The historic record doesn’t tell us much about Dave: which is not uncommon for those whose rights are trampled in the name of profit. What little we do know comes largely from the poems he wrote on the pottery he created: both of which make Dave remarkable.
I like this book. But, I almost panned it because it’s not representative of the overwhelming majority of the historic American slave experience. Laban Carrick Hill leans heavily toward the romanticized side of slavery to tell the story of Dave’s extraordinary gifts. Thus his owner – and any signs of oppression – are completely absent. However, because I’m balancing this account with other books depicting the horrors of slavery, Dave the Potter has a place in my classroom. But it couldn’t possibly stand alone.
As is often the case with Bryan Collier‘s work, his moving, well-researched illustrations alone were enough to make this book worth my time.
If you told me, “Hey! Check this out! I’ve got an awesome POETIC picture book on the underground railroad!” My reaction would be something like, “Hmm, you want me to bore my students death?!”
Don’t get me wrong. I legitimately enjoy poetry. As in, I’ve written a couple hundred poems. But few authors seem capable of producing poems that work well in the picture book market. Call me a doubter… because I am.
But forget about that for now; because Deborah Hopkinson and James E. Ransome delivered the exception to the rule. Under the Quilt of Night is historical fiction told from the perspective of a young girl as her family escapes slavery on the Underground Railroad.
Hopkinson and Ransome give us a sense of real danger as “the master” peruses her family with hounds and guns.
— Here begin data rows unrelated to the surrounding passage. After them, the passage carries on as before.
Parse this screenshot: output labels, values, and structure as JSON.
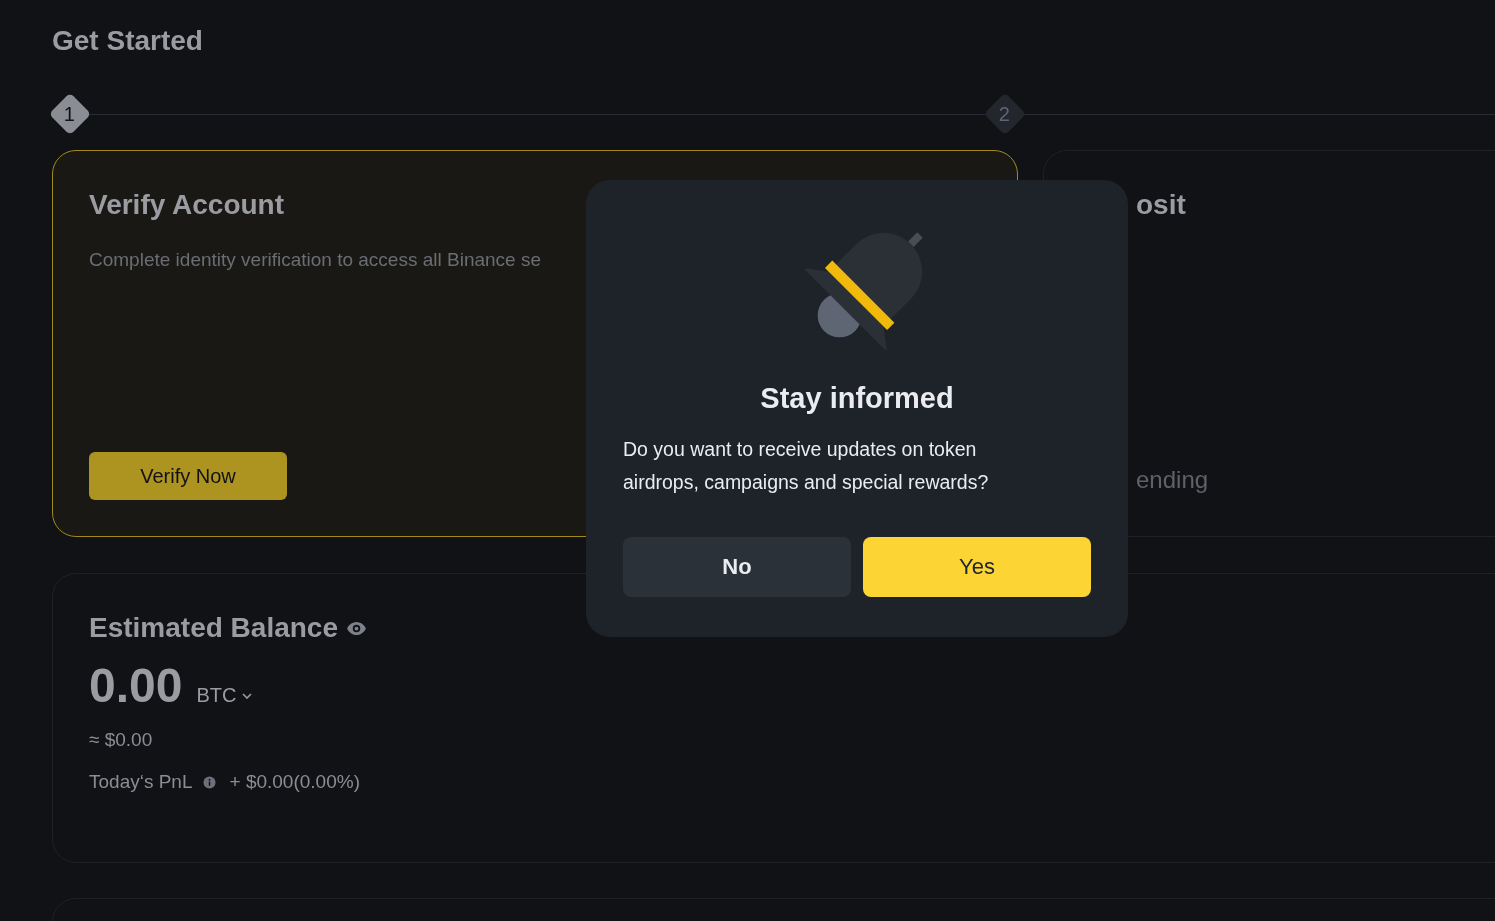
{
  "page_title": "Get Started",
  "steps": [
    {
      "number": "1",
      "selected": true
    },
    {
      "number": "2",
      "selected": false
    }
  ],
  "cards": [
    {
      "title": "Verify Account",
      "description": "Complete identity verification to access all Binance se",
      "button": "Verify Now",
      "selected": true
    },
    {
      "title": "osit",
      "status": "ending",
      "selected": false
    }
  ],
  "balance": {
    "title": "Estimated Balance",
    "amount": "0.00",
    "currency": "BTC",
    "fiat": "≈ $0.00",
    "pnl_label": "Today‘s PnL",
    "pnl_value": "+ $0.00(0.00%)"
  },
  "dialog": {
    "title": "Stay informed",
    "message": "Do you want to receive updates on token airdrops, campaigns and special rewards?",
    "buttons": [
      {
        "label": "No",
        "kind": "secondary"
      },
      {
        "label": "Yes",
        "kind": "primary"
      }
    ]
  }
}
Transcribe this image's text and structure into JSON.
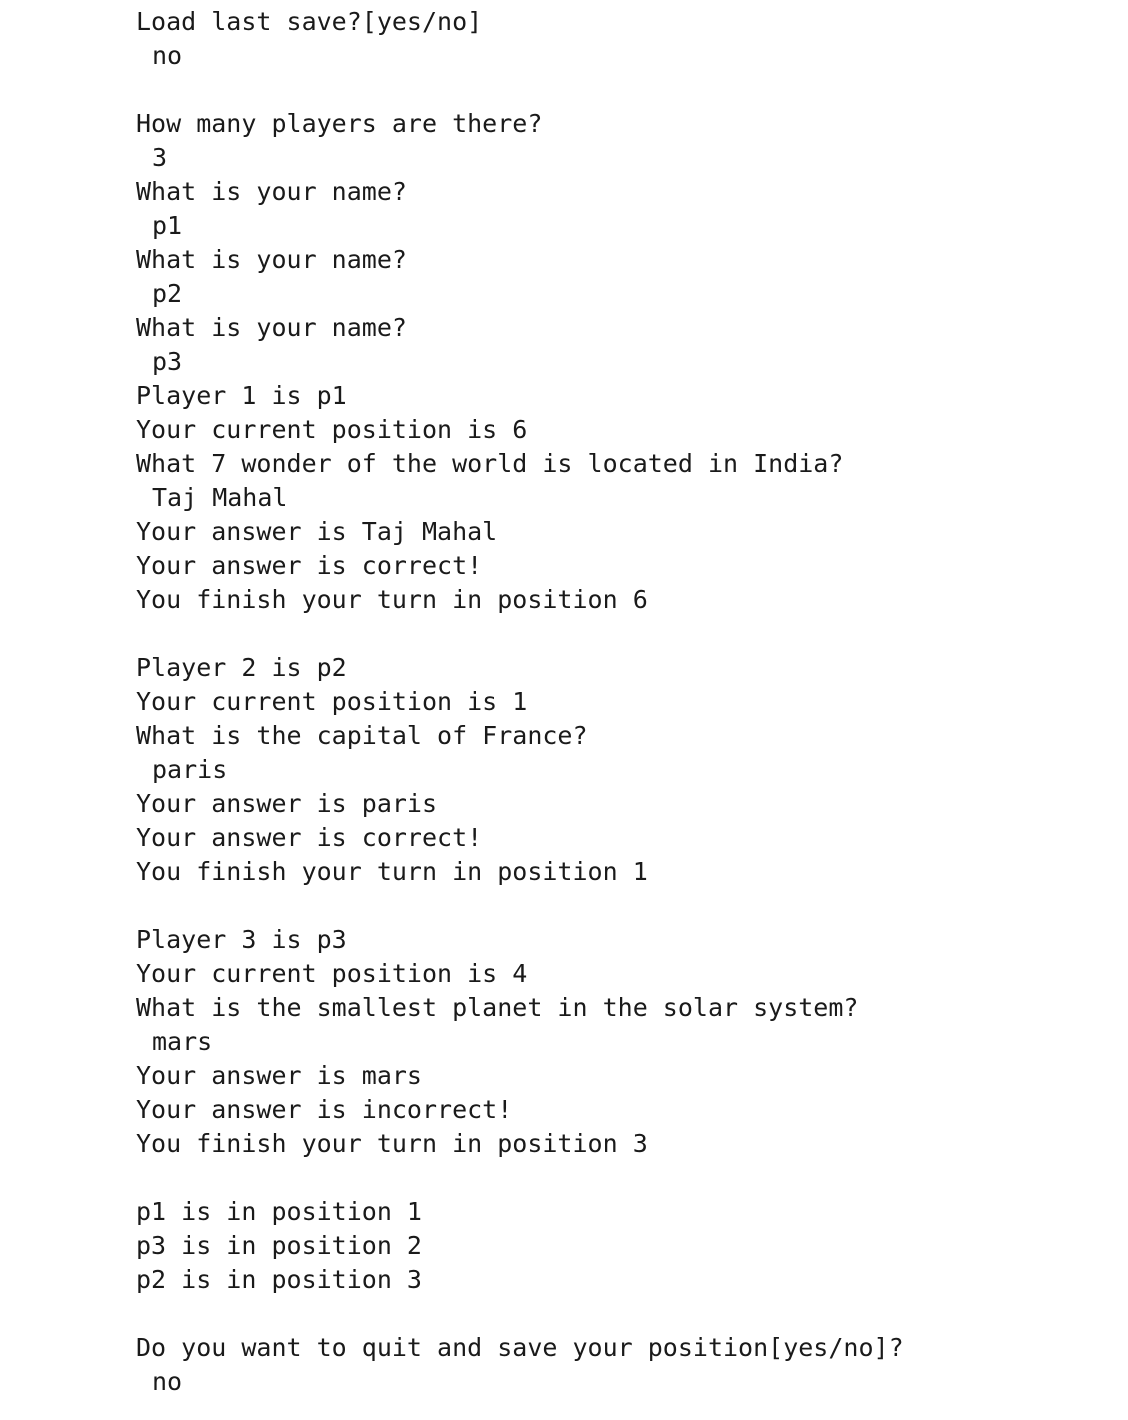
{
  "console": {
    "lines": [
      {
        "text": "Load last save?[yes/no]",
        "kind": "prompt"
      },
      {
        "text": "no",
        "kind": "input"
      },
      {
        "text": "",
        "kind": "blank"
      },
      {
        "text": "How many players are there?",
        "kind": "prompt"
      },
      {
        "text": "3",
        "kind": "input"
      },
      {
        "text": "What is your name?",
        "kind": "prompt"
      },
      {
        "text": "p1",
        "kind": "input"
      },
      {
        "text": "What is your name?",
        "kind": "prompt"
      },
      {
        "text": "p2",
        "kind": "input"
      },
      {
        "text": "What is your name?",
        "kind": "prompt"
      },
      {
        "text": "p3",
        "kind": "input"
      },
      {
        "text": "Player 1 is p1",
        "kind": "output"
      },
      {
        "text": "Your current position is 6",
        "kind": "output"
      },
      {
        "text": "What 7 wonder of the world is located in India?",
        "kind": "prompt"
      },
      {
        "text": "Taj Mahal",
        "kind": "input"
      },
      {
        "text": "Your answer is Taj Mahal",
        "kind": "output"
      },
      {
        "text": "Your answer is correct!",
        "kind": "output"
      },
      {
        "text": "You finish your turn in position 6",
        "kind": "output"
      },
      {
        "text": "",
        "kind": "blank"
      },
      {
        "text": "Player 2 is p2",
        "kind": "output"
      },
      {
        "text": "Your current position is 1",
        "kind": "output"
      },
      {
        "text": "What is the capital of France?",
        "kind": "prompt"
      },
      {
        "text": "paris",
        "kind": "input"
      },
      {
        "text": "Your answer is paris",
        "kind": "output"
      },
      {
        "text": "Your answer is correct!",
        "kind": "output"
      },
      {
        "text": "You finish your turn in position 1",
        "kind": "output"
      },
      {
        "text": "",
        "kind": "blank"
      },
      {
        "text": "Player 3 is p3",
        "kind": "output"
      },
      {
        "text": "Your current position is 4",
        "kind": "output"
      },
      {
        "text": "What is the smallest planet in the solar system?",
        "kind": "prompt"
      },
      {
        "text": "mars",
        "kind": "input"
      },
      {
        "text": "Your answer is mars",
        "kind": "output"
      },
      {
        "text": "Your answer is incorrect!",
        "kind": "output"
      },
      {
        "text": "You finish your turn in position 3",
        "kind": "output"
      },
      {
        "text": "",
        "kind": "blank"
      },
      {
        "text": "p1 is in position 1",
        "kind": "output"
      },
      {
        "text": "p3 is in position 2",
        "kind": "output"
      },
      {
        "text": "p2 is in position 3",
        "kind": "output"
      },
      {
        "text": "",
        "kind": "blank"
      },
      {
        "text": "Do you want to quit and save your position[yes/no]?",
        "kind": "prompt"
      },
      {
        "text": "no",
        "kind": "input"
      }
    ]
  }
}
But they balance this looming threat with the kindness of strangers, as good prevails and the family finds their way into the arms of freedom.
Lyles Station Indiana was a small African American settlement in southern Indiana founded by freed slave Joshua Lyles. Told in the words of his son, A Place Called Freedom is historical fiction based on Joshua’s story of journeying to and starting Lyles Station.
I thoroughly enjoyed this book, and absolutely recommend it because it captures the essence of both the underground railroad and the Lyles Station story. But I was hoping Scott Russell Sanders would have not embellished the story quite so much. It’s a fault I’m almost willing to overlook.